Tag Archives: grappling

Never Back Down

(2008, US, Mandalay Independent Pictures)

Dir. Jeff Wadlow; Pro. David Zelon, Bill Bannerman, Craig Baumgarten; Scr. Chris Hauty; Action Dir. Danny Hernandez, Justin A. Williams; Cast Sean Faris, Amber Heard, Cam Gigandet, Evan Peters, Djimon Hounsou.

115 min.

Concussed teen movie attempting to do for mixed martial arts what Grease did for leather jackets and bubblegum. This is essentially The Karate Kid forĀ The O.C. generation, exonerating the contemporary jock persona by adding metrosexual tendencies and substituting the football field for the sweat and grapple of the MMA arena. This physically happens in the form of Jake Tyler (Faris), an ex-collegiate football star who moves from Iowa with his widowed mother and kid brother to the sun-drenched playboy mansions of Florida. Jake is no ordinary high school beefcake, though. He reads the Iliad, befriends an Xbox nerd and charms the school babe, all on his first day.

The problem is she happens to be dating the school douchebag, Ryan McCarthy (Gigandet, who was actually in The O.C.).
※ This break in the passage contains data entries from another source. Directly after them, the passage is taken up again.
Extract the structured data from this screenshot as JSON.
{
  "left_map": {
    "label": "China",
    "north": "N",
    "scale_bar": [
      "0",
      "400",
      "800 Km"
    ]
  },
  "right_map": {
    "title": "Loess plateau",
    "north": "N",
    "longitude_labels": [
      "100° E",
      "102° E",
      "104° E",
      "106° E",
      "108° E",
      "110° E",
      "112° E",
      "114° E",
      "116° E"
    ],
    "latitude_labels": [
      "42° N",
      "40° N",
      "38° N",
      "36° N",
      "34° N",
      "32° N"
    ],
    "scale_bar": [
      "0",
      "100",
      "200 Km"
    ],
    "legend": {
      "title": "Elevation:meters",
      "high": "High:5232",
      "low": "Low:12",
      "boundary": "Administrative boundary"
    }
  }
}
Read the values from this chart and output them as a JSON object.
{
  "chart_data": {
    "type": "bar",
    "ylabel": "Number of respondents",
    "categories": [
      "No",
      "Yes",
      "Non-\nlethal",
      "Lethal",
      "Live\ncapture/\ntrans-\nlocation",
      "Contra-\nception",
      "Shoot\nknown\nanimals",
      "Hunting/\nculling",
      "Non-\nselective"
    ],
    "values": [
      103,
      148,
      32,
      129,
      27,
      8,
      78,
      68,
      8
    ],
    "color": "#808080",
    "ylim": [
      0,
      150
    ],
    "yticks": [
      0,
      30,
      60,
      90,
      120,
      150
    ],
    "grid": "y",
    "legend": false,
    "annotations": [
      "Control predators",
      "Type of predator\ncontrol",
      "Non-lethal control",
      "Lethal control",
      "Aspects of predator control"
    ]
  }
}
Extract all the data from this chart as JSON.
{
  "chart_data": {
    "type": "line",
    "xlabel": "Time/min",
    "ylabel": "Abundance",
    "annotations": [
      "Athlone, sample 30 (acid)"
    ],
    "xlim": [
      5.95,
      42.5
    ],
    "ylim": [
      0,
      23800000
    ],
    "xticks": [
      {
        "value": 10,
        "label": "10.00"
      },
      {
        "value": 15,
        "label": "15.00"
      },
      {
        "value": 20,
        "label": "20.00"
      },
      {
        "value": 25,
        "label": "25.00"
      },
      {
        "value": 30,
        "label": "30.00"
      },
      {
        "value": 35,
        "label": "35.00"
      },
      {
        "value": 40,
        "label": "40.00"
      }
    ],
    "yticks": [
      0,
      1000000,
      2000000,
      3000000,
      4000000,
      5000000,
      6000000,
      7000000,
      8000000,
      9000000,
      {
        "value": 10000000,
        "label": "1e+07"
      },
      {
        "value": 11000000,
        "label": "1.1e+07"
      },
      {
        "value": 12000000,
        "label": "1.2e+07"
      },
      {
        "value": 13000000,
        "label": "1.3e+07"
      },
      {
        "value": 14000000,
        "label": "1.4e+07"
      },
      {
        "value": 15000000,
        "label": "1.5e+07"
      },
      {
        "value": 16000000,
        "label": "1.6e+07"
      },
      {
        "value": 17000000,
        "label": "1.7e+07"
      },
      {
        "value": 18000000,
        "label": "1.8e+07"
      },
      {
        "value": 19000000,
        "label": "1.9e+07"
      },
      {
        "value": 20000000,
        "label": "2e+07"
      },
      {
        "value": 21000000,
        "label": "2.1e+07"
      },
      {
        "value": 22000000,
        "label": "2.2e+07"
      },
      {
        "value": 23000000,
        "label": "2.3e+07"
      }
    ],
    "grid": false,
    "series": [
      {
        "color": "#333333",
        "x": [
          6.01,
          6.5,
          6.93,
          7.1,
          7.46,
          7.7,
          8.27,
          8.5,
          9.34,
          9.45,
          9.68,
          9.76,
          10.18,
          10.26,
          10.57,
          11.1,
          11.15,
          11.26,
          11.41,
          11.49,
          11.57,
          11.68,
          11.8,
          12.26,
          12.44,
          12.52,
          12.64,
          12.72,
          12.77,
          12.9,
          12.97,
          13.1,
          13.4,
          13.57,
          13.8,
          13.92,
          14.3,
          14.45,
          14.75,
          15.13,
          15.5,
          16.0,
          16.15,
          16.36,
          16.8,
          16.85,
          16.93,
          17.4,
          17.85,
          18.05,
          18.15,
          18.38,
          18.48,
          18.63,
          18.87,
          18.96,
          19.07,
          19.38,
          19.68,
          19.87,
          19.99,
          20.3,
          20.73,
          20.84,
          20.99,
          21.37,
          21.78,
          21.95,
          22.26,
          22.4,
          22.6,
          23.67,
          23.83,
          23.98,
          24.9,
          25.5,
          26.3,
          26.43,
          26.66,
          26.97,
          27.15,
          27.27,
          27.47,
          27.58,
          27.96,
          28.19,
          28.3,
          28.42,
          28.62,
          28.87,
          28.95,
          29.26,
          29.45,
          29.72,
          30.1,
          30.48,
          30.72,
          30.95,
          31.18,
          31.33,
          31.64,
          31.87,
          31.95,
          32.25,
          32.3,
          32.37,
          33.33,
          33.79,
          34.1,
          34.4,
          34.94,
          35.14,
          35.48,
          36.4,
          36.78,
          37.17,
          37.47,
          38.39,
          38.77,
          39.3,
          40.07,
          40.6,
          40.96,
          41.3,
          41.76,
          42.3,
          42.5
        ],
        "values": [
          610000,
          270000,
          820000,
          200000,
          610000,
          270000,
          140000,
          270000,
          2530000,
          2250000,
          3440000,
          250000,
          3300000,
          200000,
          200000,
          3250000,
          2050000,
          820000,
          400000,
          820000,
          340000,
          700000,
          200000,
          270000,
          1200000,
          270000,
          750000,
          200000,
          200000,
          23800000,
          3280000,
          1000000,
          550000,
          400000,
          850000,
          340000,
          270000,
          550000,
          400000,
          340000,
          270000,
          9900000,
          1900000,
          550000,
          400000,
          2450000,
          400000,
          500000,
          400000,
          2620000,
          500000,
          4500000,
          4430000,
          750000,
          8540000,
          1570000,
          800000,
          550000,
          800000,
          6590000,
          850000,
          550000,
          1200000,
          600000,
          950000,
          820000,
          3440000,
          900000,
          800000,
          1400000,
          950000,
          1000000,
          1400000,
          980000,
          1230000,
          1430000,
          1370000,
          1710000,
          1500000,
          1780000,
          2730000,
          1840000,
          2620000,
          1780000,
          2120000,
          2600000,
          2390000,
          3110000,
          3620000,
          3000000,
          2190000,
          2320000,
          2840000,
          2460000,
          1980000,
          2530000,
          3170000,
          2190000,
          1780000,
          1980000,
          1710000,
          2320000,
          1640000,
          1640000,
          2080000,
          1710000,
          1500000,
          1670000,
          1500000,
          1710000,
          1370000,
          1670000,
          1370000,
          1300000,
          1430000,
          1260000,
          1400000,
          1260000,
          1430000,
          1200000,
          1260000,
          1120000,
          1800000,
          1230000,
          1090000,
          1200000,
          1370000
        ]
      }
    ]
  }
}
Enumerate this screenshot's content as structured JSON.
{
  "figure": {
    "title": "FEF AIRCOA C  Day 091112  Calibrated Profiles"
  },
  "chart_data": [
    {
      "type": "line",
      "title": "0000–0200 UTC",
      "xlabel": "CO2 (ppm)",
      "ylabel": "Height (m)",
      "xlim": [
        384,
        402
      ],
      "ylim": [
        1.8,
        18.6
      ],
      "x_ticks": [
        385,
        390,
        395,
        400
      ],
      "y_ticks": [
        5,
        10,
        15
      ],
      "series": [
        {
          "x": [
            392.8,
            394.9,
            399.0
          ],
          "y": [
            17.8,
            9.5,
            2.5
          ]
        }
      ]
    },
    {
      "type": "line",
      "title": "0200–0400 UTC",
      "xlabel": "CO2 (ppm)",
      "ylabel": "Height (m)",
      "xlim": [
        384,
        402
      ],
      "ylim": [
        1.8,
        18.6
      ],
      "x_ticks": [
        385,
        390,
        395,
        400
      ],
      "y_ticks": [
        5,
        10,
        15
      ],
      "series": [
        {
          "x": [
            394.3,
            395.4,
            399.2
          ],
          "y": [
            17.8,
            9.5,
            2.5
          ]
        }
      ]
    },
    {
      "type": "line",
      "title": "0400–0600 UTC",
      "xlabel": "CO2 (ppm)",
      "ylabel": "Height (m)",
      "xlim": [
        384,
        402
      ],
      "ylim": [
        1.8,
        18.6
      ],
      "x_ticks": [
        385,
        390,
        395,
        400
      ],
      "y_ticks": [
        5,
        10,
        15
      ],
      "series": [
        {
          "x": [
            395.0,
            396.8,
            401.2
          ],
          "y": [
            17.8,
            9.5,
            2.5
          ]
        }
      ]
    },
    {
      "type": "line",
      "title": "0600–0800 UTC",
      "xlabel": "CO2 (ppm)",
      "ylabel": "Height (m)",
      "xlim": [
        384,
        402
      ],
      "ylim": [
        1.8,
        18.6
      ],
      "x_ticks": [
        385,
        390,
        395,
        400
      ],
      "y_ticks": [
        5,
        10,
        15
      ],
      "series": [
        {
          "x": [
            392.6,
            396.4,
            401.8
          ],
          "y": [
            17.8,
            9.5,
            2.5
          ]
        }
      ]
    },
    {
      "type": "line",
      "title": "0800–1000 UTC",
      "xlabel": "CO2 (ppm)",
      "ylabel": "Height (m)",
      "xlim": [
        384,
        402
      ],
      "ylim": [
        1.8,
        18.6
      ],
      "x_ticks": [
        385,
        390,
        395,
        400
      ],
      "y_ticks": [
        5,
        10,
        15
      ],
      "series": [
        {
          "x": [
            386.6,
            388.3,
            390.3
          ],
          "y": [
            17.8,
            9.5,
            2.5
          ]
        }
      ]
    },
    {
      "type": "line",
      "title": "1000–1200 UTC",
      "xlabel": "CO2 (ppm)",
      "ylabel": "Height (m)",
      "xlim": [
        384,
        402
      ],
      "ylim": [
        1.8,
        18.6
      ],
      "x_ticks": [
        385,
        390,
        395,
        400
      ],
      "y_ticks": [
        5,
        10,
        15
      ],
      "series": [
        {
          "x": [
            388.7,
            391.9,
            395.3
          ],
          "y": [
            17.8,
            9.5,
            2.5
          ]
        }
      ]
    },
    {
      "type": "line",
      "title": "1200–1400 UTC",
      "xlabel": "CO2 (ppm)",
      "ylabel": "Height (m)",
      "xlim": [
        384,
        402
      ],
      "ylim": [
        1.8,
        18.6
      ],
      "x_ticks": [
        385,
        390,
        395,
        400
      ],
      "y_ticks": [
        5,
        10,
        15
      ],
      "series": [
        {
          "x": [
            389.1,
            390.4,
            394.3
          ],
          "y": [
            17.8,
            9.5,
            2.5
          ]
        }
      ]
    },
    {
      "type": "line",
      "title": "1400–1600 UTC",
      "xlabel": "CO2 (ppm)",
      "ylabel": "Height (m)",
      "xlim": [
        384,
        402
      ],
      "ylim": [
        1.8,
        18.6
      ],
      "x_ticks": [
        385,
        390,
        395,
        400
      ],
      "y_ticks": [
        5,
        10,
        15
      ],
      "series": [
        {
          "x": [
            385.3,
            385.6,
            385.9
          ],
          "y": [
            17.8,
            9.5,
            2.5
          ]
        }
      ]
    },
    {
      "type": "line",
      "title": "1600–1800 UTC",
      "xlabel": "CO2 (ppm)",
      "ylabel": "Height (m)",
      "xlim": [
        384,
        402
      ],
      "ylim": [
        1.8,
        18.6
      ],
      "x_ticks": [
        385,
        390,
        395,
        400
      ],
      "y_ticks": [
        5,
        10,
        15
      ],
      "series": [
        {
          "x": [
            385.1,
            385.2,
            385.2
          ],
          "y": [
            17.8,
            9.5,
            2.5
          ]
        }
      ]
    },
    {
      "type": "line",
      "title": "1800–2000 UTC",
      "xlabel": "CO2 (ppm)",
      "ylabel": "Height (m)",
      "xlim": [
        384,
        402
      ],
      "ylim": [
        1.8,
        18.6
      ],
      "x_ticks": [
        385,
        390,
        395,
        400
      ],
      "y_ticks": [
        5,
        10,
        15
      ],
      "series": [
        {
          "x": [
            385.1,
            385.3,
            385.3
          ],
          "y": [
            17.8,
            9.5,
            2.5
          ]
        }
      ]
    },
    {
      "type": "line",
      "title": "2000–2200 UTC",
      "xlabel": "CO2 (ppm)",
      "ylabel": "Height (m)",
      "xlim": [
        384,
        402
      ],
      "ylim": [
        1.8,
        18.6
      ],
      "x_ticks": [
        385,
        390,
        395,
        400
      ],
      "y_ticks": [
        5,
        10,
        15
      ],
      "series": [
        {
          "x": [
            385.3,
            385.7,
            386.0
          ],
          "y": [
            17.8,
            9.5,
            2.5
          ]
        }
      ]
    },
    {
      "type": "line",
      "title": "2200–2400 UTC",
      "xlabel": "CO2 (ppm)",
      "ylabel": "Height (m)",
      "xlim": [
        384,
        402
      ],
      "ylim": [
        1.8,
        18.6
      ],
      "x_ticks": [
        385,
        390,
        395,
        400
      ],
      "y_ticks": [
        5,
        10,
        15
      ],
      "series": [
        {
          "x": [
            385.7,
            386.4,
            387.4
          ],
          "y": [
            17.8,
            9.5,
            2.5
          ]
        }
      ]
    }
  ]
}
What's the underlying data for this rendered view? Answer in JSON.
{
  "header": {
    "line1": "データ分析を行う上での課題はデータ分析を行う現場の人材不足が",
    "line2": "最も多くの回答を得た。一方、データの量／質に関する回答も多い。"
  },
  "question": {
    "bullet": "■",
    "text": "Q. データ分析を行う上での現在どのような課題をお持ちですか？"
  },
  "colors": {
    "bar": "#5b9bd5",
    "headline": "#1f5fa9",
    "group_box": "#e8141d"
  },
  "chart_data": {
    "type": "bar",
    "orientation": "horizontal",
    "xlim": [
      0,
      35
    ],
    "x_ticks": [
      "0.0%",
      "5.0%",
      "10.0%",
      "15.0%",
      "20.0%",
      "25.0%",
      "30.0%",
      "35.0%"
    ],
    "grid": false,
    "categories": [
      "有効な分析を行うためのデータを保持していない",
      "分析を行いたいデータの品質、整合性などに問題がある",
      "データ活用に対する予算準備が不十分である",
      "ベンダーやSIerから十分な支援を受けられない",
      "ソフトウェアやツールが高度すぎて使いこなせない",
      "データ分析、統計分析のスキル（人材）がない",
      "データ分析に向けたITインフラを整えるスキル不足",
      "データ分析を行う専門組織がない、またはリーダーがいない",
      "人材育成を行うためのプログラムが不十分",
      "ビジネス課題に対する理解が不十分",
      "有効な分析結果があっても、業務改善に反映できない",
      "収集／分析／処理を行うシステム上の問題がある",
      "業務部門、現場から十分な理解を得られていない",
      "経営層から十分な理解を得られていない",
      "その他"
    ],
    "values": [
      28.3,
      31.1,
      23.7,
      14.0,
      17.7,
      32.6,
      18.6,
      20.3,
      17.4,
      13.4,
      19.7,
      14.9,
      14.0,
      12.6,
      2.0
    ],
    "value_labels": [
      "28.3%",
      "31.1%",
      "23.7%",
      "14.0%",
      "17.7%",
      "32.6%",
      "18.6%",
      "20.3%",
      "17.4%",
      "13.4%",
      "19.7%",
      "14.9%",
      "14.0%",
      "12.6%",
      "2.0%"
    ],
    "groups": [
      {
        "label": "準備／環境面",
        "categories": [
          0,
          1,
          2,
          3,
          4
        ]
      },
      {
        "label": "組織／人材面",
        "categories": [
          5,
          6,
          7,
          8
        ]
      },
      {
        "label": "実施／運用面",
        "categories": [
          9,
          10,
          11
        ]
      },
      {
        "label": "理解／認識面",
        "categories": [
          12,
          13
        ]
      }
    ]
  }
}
He organises bare knuckle brawls at the sort of house parties you find in Kanye West videos, and offers newbie Jake a welcoming gift of a socially humiliating UFC-style ass whopping. Angry Jake quickly enrolls at the local 24 hour mixed martial arts school where he befriends Brazilian jiu-jitsu sage Jean Roqua (Hounsou), discovering a kindred spirit battling his own inner demons.

Throughout the training montages and relentless emo music, Jake is almost ready to confront Ryan at the Beatdown – a no holds barred underground MMA tournament, the ultimate aim of which appears to be the opportunity to get on YouTube.

All of which follows a well worn and wearily familiar path to most high school fight movies. As a PR exercise for the sport of MMA it is more damaging as it possesses a brainwashing accuracy in adding a romantic gloss over the violent fight scenes. But any sane person should have the common sense to run a mile from these godawful characters. Apart from Hounsou’s Mr Miyagi role which is the best thing about the film: convincing, sensitive, highly skilled and played excellently by the Blood Diamond star.

Haywire

(2011, US, Relativity Media/The Irish Film Board)

Dir. Steven Soderbergh; Pro. Gregory Jacobs; Scr. Lem Dobbs; Action Dir. J.J. Perry, Jonathan Eusebio; Cast Gina Carano, Ewan McGregor, Channing Tatum, Michael Douglas, Antonio Banderas, Bill Paxton, Michael Fassbender.

93 min.

Soderbergh brings his A game to exploitation cinema, using the martial art genre’s most prevalent, post-modern vice: the femme fatale. Cage fighter Gina Carano lands a blessed debut vehicle with the full support of Soderbergh’s star-studded cast list (Douglas as a stoic governmental suit; McGregor as the chair of a US private hire assassins’ corp; Banderas a Spanish ringleader; Fassbender a deadly hitman), but the attractions are mere shrapnel to Carano’s explosive, head-crunching physicality. Playing ex-Marine Mallory Kane, she is a highly skilled, fist-fighting operative forced to clear her name when a top-secret assignment to rescue a kidnapped Chinese dissident turns out to be a trap. In true Soderbergh style, locations jump from New York to Barcelona to Dublin and back again, but there is little time for sight-seeing. His sassy direction is punctuated by some particularly violent, realistic acts of brutality delivered with bone-breaking aplomb by Carano, who simply couldn’t have asked for a better platform. “Don’t think of her as a woman,” says McGregor’s hapless, stuffy pen-pusher, “That would be a mistake.” Immediate western reference points include Joe Wright’s Hanna or Tarantino’s Kill Bill, although this is a far more visceral action film, and fan favourites like Cynthia Rothrock were laying the groundwork for this sort of thing back in the 1980s. Carano could well be our modern equivalent.